Another bomb screeched by. The boom nearly broke my eardrums.
The dog took a few steps back and lowered his head.
Then I saw two bodies. A small child was stroking a young woman with mangled hair. I stumbled over bloodied shoes.
“Mommy.”
I knelt beside the child. “Thank God, she’s alive.”
“Her mother and father aren’t,” the dog said. “She has no
one. God sent me to find a rescuer.”
My vocal cords went dry as numbness filled my throat.
“I must go rescue others. Take care of Shira.”

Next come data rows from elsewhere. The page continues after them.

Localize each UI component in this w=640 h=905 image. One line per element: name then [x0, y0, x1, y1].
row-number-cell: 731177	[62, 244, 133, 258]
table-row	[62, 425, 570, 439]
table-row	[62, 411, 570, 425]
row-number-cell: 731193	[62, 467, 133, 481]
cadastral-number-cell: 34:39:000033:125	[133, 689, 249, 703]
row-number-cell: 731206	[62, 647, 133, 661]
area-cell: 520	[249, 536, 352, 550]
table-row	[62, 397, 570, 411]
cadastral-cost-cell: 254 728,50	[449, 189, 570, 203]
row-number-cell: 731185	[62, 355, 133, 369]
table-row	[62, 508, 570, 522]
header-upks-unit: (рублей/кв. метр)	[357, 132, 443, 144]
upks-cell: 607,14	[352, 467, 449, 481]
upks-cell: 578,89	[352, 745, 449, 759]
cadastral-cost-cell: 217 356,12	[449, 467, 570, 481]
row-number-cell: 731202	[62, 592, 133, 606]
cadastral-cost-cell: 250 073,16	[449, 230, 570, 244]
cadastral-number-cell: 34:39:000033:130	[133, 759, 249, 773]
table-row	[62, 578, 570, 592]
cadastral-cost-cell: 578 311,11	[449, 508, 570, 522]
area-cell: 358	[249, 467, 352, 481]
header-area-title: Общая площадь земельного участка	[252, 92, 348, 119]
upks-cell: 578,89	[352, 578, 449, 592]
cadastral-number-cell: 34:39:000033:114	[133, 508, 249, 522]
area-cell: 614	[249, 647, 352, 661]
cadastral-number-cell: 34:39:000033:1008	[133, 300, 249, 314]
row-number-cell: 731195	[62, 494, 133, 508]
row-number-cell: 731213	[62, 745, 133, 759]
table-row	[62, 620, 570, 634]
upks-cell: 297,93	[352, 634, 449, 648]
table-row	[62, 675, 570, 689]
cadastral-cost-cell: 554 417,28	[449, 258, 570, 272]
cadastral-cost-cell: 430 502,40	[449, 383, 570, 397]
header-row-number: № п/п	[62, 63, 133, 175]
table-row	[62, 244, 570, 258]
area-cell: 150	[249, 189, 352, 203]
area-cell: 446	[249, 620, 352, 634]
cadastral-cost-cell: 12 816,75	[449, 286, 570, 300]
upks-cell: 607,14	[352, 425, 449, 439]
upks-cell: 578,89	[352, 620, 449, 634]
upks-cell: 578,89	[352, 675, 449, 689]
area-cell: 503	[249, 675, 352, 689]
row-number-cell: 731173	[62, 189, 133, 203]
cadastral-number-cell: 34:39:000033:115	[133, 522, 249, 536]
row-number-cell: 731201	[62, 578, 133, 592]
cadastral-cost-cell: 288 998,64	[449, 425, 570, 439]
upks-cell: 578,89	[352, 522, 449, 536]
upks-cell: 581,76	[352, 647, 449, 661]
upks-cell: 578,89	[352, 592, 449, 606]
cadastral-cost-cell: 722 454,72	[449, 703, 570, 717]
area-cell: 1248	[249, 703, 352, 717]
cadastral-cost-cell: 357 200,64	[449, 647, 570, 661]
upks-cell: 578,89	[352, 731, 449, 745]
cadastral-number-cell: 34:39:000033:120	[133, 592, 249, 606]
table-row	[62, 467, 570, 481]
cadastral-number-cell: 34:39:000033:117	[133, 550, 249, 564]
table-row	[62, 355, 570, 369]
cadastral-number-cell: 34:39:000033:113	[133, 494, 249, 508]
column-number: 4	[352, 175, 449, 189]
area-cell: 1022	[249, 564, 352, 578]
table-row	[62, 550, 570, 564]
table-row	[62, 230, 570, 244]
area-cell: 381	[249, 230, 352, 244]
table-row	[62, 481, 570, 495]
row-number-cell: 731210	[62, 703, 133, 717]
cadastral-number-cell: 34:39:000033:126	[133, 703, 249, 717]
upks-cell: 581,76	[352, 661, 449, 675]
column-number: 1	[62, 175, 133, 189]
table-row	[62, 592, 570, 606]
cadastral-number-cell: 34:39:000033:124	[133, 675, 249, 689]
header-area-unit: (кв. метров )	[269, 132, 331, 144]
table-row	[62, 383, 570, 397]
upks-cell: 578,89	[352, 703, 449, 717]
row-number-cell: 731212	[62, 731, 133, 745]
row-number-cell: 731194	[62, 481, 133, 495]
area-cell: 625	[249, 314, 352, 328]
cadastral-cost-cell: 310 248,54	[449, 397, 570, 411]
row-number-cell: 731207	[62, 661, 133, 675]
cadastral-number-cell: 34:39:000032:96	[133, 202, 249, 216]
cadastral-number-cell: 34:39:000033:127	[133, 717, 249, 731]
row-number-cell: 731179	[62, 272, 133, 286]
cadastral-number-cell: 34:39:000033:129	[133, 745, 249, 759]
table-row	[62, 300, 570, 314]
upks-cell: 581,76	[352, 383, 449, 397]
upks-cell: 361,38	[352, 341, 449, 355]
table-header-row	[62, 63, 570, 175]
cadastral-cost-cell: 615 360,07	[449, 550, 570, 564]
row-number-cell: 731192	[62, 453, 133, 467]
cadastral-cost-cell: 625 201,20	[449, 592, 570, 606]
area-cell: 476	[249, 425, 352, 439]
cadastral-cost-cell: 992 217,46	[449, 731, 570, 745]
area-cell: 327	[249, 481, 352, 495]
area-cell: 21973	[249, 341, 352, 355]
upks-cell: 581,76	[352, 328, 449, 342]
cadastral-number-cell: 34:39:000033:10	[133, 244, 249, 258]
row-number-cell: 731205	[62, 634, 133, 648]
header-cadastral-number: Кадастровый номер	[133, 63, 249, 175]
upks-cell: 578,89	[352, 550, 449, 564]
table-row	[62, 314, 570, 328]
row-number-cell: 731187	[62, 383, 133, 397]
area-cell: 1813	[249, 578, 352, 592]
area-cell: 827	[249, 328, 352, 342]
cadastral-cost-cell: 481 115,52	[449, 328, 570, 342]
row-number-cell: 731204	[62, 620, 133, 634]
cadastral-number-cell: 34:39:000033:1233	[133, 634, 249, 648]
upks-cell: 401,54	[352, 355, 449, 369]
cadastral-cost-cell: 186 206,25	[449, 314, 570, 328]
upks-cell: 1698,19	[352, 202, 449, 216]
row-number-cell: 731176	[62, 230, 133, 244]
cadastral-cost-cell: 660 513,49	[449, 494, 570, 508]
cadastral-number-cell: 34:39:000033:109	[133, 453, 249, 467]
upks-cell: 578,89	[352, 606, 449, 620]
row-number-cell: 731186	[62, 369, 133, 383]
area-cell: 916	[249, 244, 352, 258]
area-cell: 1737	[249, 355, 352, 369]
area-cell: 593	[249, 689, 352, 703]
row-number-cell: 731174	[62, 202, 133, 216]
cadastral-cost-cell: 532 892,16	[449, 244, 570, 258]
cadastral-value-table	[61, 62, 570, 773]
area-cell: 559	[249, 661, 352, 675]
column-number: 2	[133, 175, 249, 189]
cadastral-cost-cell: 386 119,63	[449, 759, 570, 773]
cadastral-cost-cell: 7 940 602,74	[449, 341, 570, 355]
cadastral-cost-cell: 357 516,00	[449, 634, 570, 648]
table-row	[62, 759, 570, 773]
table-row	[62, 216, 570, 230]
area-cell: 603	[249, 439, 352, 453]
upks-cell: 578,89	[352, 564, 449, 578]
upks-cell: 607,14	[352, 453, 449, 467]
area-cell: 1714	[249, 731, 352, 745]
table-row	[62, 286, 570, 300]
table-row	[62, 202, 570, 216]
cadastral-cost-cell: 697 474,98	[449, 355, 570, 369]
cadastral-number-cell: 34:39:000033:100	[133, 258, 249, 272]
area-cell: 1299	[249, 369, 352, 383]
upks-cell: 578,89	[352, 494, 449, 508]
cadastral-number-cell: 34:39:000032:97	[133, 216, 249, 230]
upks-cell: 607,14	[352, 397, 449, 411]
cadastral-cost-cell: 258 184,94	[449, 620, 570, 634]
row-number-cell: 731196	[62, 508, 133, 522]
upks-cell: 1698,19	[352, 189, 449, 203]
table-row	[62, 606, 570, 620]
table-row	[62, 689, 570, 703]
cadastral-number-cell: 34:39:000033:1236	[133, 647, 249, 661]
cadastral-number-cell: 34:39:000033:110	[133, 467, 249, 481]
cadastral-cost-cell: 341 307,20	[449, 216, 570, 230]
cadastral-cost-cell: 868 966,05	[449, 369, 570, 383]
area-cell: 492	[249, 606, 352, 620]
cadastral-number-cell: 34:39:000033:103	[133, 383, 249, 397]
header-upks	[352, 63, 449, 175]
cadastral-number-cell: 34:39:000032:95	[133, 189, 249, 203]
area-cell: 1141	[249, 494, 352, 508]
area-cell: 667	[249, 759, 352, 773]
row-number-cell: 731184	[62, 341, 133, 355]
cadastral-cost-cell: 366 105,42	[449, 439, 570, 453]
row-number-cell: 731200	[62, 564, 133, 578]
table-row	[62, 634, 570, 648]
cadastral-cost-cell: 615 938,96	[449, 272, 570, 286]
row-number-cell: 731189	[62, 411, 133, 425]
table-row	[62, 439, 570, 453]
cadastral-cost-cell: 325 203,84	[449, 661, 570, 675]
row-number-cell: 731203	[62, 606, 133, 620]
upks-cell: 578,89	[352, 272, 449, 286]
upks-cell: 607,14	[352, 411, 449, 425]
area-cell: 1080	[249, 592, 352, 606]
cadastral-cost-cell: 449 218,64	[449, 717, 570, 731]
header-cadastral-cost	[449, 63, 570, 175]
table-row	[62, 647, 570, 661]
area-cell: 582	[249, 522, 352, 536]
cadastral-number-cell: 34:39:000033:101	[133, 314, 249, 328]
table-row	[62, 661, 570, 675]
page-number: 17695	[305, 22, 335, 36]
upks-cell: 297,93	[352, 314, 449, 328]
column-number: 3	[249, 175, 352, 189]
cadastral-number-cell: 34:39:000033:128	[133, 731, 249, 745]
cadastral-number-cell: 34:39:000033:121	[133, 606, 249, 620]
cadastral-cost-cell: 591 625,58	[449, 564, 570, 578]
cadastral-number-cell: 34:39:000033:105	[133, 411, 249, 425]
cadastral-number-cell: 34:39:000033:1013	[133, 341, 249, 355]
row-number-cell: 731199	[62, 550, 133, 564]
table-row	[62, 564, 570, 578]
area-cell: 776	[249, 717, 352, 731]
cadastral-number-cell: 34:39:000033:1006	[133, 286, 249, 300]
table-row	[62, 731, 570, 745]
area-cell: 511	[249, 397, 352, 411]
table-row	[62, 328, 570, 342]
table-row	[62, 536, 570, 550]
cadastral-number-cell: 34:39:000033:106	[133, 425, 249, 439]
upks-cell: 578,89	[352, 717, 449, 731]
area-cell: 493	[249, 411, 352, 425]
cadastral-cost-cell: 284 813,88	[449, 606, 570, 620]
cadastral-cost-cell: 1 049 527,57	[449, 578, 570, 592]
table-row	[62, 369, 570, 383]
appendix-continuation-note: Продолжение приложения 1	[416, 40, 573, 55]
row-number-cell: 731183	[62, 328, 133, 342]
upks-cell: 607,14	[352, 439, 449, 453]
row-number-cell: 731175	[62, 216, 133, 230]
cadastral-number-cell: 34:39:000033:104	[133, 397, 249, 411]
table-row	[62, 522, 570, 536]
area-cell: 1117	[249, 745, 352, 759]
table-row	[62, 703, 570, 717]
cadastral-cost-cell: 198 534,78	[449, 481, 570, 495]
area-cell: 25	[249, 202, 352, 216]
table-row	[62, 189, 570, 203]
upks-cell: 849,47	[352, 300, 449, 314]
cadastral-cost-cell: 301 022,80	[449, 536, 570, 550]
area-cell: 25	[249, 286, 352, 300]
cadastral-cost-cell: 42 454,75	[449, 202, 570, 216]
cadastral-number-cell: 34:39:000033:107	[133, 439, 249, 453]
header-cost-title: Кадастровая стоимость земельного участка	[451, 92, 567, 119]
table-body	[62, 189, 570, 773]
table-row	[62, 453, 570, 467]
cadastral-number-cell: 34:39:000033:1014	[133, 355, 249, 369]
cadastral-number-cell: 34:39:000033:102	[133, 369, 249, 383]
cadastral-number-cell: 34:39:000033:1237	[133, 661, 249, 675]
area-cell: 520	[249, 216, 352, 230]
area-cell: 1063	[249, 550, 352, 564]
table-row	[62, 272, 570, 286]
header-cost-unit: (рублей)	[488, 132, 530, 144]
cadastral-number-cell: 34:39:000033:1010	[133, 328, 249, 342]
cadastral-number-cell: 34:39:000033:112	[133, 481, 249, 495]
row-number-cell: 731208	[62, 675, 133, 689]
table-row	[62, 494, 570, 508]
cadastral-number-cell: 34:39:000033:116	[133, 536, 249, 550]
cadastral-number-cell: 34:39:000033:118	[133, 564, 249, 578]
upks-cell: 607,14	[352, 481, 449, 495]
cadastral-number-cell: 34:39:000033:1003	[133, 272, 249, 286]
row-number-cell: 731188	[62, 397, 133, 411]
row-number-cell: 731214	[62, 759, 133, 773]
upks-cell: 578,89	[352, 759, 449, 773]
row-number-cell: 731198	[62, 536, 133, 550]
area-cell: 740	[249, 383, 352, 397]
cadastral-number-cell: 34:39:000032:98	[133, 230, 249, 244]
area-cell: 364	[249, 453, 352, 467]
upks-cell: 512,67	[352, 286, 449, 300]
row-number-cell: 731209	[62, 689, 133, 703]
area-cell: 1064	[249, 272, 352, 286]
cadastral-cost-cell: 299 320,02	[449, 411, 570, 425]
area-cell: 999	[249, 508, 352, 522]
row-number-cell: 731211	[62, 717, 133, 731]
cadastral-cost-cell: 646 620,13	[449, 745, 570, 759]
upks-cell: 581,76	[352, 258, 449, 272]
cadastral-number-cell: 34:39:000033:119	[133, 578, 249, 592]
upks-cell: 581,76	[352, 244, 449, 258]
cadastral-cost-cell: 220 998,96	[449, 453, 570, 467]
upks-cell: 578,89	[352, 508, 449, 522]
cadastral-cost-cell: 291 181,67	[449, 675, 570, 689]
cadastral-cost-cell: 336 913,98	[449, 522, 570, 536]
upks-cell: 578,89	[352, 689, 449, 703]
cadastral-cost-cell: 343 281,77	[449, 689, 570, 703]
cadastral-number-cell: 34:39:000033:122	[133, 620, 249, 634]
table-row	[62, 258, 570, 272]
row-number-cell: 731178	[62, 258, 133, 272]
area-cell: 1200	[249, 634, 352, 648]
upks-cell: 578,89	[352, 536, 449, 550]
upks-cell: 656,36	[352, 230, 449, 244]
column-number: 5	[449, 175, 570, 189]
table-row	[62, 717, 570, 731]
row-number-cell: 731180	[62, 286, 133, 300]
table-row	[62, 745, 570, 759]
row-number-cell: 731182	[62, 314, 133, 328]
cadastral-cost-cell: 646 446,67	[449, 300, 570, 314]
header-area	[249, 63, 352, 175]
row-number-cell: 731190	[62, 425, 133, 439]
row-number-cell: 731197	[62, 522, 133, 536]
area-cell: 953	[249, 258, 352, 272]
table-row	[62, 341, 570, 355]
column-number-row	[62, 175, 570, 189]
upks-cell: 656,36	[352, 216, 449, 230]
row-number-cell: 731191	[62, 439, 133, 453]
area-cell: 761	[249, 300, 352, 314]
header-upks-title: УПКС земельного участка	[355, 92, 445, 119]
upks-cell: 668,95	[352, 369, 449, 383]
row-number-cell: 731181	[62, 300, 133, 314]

“Wait.” I reached over and touched the dog’s head, focusing
on his crusty eyes. “What do you mean?”
“You are the ones God called.”
“I understand animal speak, but I don’t know this poor
child. What was her name again?”
“Shira,” the dog replied.
I tried to pick the child up, but she clung to her dead
mother.
“Others need my help,” the dog said. Then he took off,
disappearing into the darkness.
“We need to find her relatives,” Daniel said. He walked
around to the other side and searched the pockets of her father. I looked for a
cell phone.
Daniel shook his head. “Nothing,”
“Her name is Shira,” I whispered.
I stroked the child’s back and spoke in Hebrew. “Sweetie,
come with me. Your mother and father are sleeping.”
The child turned and focused her eyes on me. After a brief
hesitation, she lifted her arms. She was small and light—and couldn’t be more
than three.
“Let’s get out of here,” Daniel said.
“Where should we go?”
“Jacob’s. He can help us find her relatives.”
When should I tell Daniel she had no relatives?